# hymer antifreeze hassle



## yalnif (Aug 18, 2008)

hymer 534 antifreeze what a hassle looks like frost tonite gone to put antifreeze in looks like 2 day job anyone know how to fill theres no room above reservoir and the pipes are on with like permenent clips thanx its a 1992

_(Mod Note. Hi Finlay. I've moved you to the Hymer forum. More likely to get a quick response there.)_


----------



## JohnsCrossMotorHomes (Jul 21, 2007)

Hi,

Is there not a drain tap at the bottom of the radiator? if there is open it and drain enough water out and refill with antifreeze, then run engiine for five minutes so it all circulates.

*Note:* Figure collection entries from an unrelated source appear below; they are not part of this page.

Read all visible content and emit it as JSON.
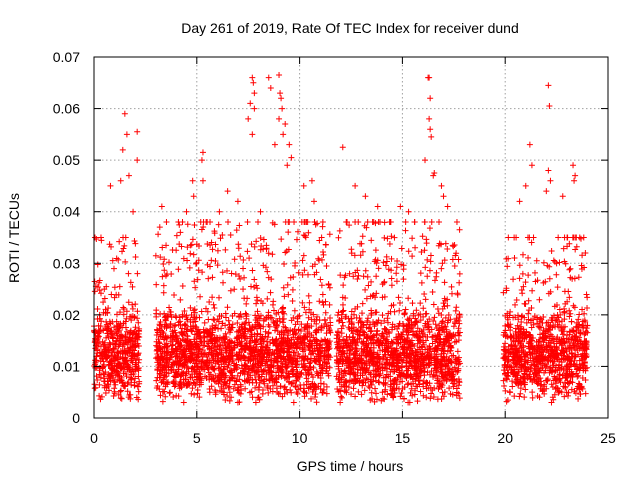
{
  "chart_data": {
    "type": "scatter",
    "title": "Day 261 of 2019, Rate Of TEC Index for receiver dund",
    "xlabel": "GPS time / hours",
    "ylabel": "ROTI / TECUs",
    "xlim": [
      0,
      25
    ],
    "ylim": [
      0,
      0.07
    ],
    "xticks": [
      0,
      5,
      10,
      15,
      20,
      25
    ],
    "yticks": [
      0,
      0.01,
      0.02,
      0.03,
      0.04,
      0.05,
      0.06,
      0.07
    ],
    "xtick_labels": [
      "0",
      "5",
      "10",
      "15",
      "20",
      "25"
    ],
    "ytick_labels": [
      "0",
      "0.01",
      "0.02",
      "0.03",
      "0.04",
      "0.05",
      "0.06",
      "0.07"
    ],
    "grid": true,
    "marker": "+",
    "color": "#ff0000",
    "data_gaps_hours": [
      [
        2.2,
        3.0
      ],
      [
        11.5,
        11.8
      ],
      [
        17.8,
        19.9
      ]
    ],
    "segments": [
      {
        "start": 0.0,
        "end": 2.2,
        "median": 0.012,
        "spread": 0.006,
        "max_typical": 0.035
      },
      {
        "start": 3.0,
        "end": 11.5,
        "median": 0.012,
        "spread": 0.006,
        "max_typical": 0.038
      },
      {
        "start": 11.8,
        "end": 17.8,
        "median": 0.012,
        "spread": 0.006,
        "max_typical": 0.038
      },
      {
        "start": 19.9,
        "end": 24.0,
        "median": 0.012,
        "spread": 0.006,
        "max_typical": 0.035
      }
    ],
    "peaks": [
      {
        "x": 1.5,
        "y": 0.059
      },
      {
        "x": 1.6,
        "y": 0.055
      },
      {
        "x": 1.4,
        "y": 0.052
      },
      {
        "x": 2.1,
        "y": 0.0555
      },
      {
        "x": 2.1,
        "y": 0.05
      },
      {
        "x": 1.3,
        "y": 0.046
      },
      {
        "x": 1.7,
        "y": 0.047
      },
      {
        "x": 3.3,
        "y": 0.041
      },
      {
        "x": 4.5,
        "y": 0.04
      },
      {
        "x": 4.8,
        "y": 0.046
      },
      {
        "x": 4.85,
        "y": 0.043
      },
      {
        "x": 5.3,
        "y": 0.0515
      },
      {
        "x": 5.25,
        "y": 0.05
      },
      {
        "x": 5.3,
        "y": 0.046
      },
      {
        "x": 6.1,
        "y": 0.04
      },
      {
        "x": 7.0,
        "y": 0.042
      },
      {
        "x": 7.5,
        "y": 0.058
      },
      {
        "x": 7.6,
        "y": 0.061
      },
      {
        "x": 7.7,
        "y": 0.066
      },
      {
        "x": 7.75,
        "y": 0.065
      },
      {
        "x": 7.8,
        "y": 0.063
      },
      {
        "x": 7.8,
        "y": 0.06
      },
      {
        "x": 7.7,
        "y": 0.055
      },
      {
        "x": 8.5,
        "y": 0.066
      },
      {
        "x": 8.6,
        "y": 0.064
      },
      {
        "x": 9.0,
        "y": 0.0665
      },
      {
        "x": 9.05,
        "y": 0.063
      },
      {
        "x": 9.1,
        "y": 0.062
      },
      {
        "x": 9.15,
        "y": 0.06
      },
      {
        "x": 9.0,
        "y": 0.058
      },
      {
        "x": 9.2,
        "y": 0.055
      },
      {
        "x": 9.3,
        "y": 0.057
      },
      {
        "x": 9.5,
        "y": 0.053
      },
      {
        "x": 8.8,
        "y": 0.053
      },
      {
        "x": 9.6,
        "y": 0.0505
      },
      {
        "x": 9.4,
        "y": 0.049
      },
      {
        "x": 10.6,
        "y": 0.046
      },
      {
        "x": 10.7,
        "y": 0.042
      },
      {
        "x": 12.1,
        "y": 0.0525
      },
      {
        "x": 12.7,
        "y": 0.045
      },
      {
        "x": 13.8,
        "y": 0.041
      },
      {
        "x": 15.3,
        "y": 0.04
      },
      {
        "x": 16.25,
        "y": 0.066
      },
      {
        "x": 16.3,
        "y": 0.066
      },
      {
        "x": 16.35,
        "y": 0.062
      },
      {
        "x": 16.3,
        "y": 0.058
      },
      {
        "x": 16.35,
        "y": 0.056
      },
      {
        "x": 16.4,
        "y": 0.0545
      },
      {
        "x": 16.1,
        "y": 0.05
      },
      {
        "x": 16.5,
        "y": 0.047
      },
      {
        "x": 16.55,
        "y": 0.0475
      },
      {
        "x": 16.9,
        "y": 0.045
      },
      {
        "x": 17.0,
        "y": 0.043
      },
      {
        "x": 17.2,
        "y": 0.041
      },
      {
        "x": 21.2,
        "y": 0.053
      },
      {
        "x": 21.3,
        "y": 0.049
      },
      {
        "x": 21.0,
        "y": 0.045
      },
      {
        "x": 22.1,
        "y": 0.0645
      },
      {
        "x": 22.15,
        "y": 0.0605
      },
      {
        "x": 22.1,
        "y": 0.048
      },
      {
        "x": 22.2,
        "y": 0.046
      },
      {
        "x": 22.0,
        "y": 0.044
      },
      {
        "x": 23.3,
        "y": 0.049
      },
      {
        "x": 23.4,
        "y": 0.047
      },
      {
        "x": 23.35,
        "y": 0.046
      },
      {
        "x": 23.9,
        "y": 0.032
      },
      {
        "x": 1.9,
        "y": 0.04
      },
      {
        "x": 0.8,
        "y": 0.045
      },
      {
        "x": 6.5,
        "y": 0.044
      },
      {
        "x": 10.2,
        "y": 0.045
      },
      {
        "x": 13.2,
        "y": 0.043
      },
      {
        "x": 14.9,
        "y": 0.041
      },
      {
        "x": 20.7,
        "y": 0.042
      },
      {
        "x": 22.8,
        "y": 0.043
      },
      {
        "x": 0.5,
        "y": 0.025
      },
      {
        "x": 3.2,
        "y": 0.037
      },
      {
        "x": 4.2,
        "y": 0.036
      },
      {
        "x": 8.1,
        "y": 0.04
      }
    ]
  }
}
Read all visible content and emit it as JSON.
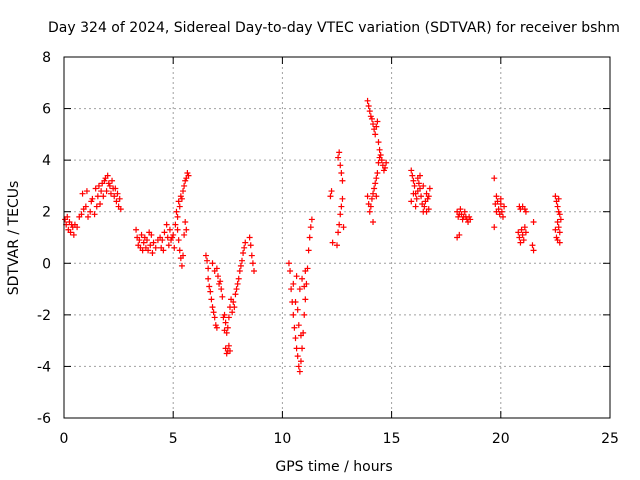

If not undo bottom hose and drain that way or hose on water pump.

Peter


----------



## yalnif (Aug 18, 2008)

thanx peter will look for rad drain the main prob is actually pouring antifreeze in there is no roo also the hoses are on with srange jubilee clips that looks like i will have to cut off and replace with normal ones they look factory fitted still hope to find drain plug good job he never uses coolent would drive me mad trevor


----------



## waz (Jan 5, 2008)

I cut a plastic bottle in half then filled up the tank a little at a time. Pain in the a--e but has to be done 
Waz


----------



## yalnif (Aug 18, 2008)

THANX WAZ SEEMS LIKE THE WAY BUT WHAT A RUMPUS CAN BARELY GOT ROOM TO REMOVE FILLER CAP


----------



## tonybvi (Jan 31, 2007)

For what it may be worth I had a similar problem on my A class Burstner when I needed to top up the coolant - no room above the reservoir to pour anything in! Once I managed to get the filler cap off (wife's small hands came in useful!) I used a piece of polythene tubing to carefully pour the coolant in from a bottle and a funnel. Provided the end of the tubing you pour the coolant / anti freeze into is higher than the end in the reservoir then there should be no problems.
Hope this may help if you haven't already done the job.
Tony


----------



## ramos (Nov 1, 2008)

*hymer anitfreeze*

had same problem with old Eldis Eclipse. One had to pull it off the bulkhead .It had a large rubber band holding it. Drop it onto block to fill it. I got round it by getting one of those silly hand squeezeie pumps from the pound shop dropping one end in a small container and putting the flexible hose in the top whilst in situ. Pain in the ariss but workable. What sort of prat designs these things . It could easily have been relocated in the design stage.


----------



## yalnif (Aug 18, 2008)

thanx people done with tubing and funnel


----------



## 108717 (Dec 12, 2007)

The previous owner of my 544 was meticulous and included a piece of pipe which, when not in use, threads through the holes in the spare wheel. At the moment, motorworld are selling a funnel with a flexible tube on it. The two together mean that you can fit the pipe into the header tank, add the funnel and hold it under the windscreen wiper. i know because I did just this today!

J


----------



## richard863 (May 1, 2005)

Hi Yalnif
When new the Hymer group supply a bottle just for this. It looks like a ordinary 2 Ltr polythene bottle with a hooked drinking straw through the top. It works but yes very tight access.


----------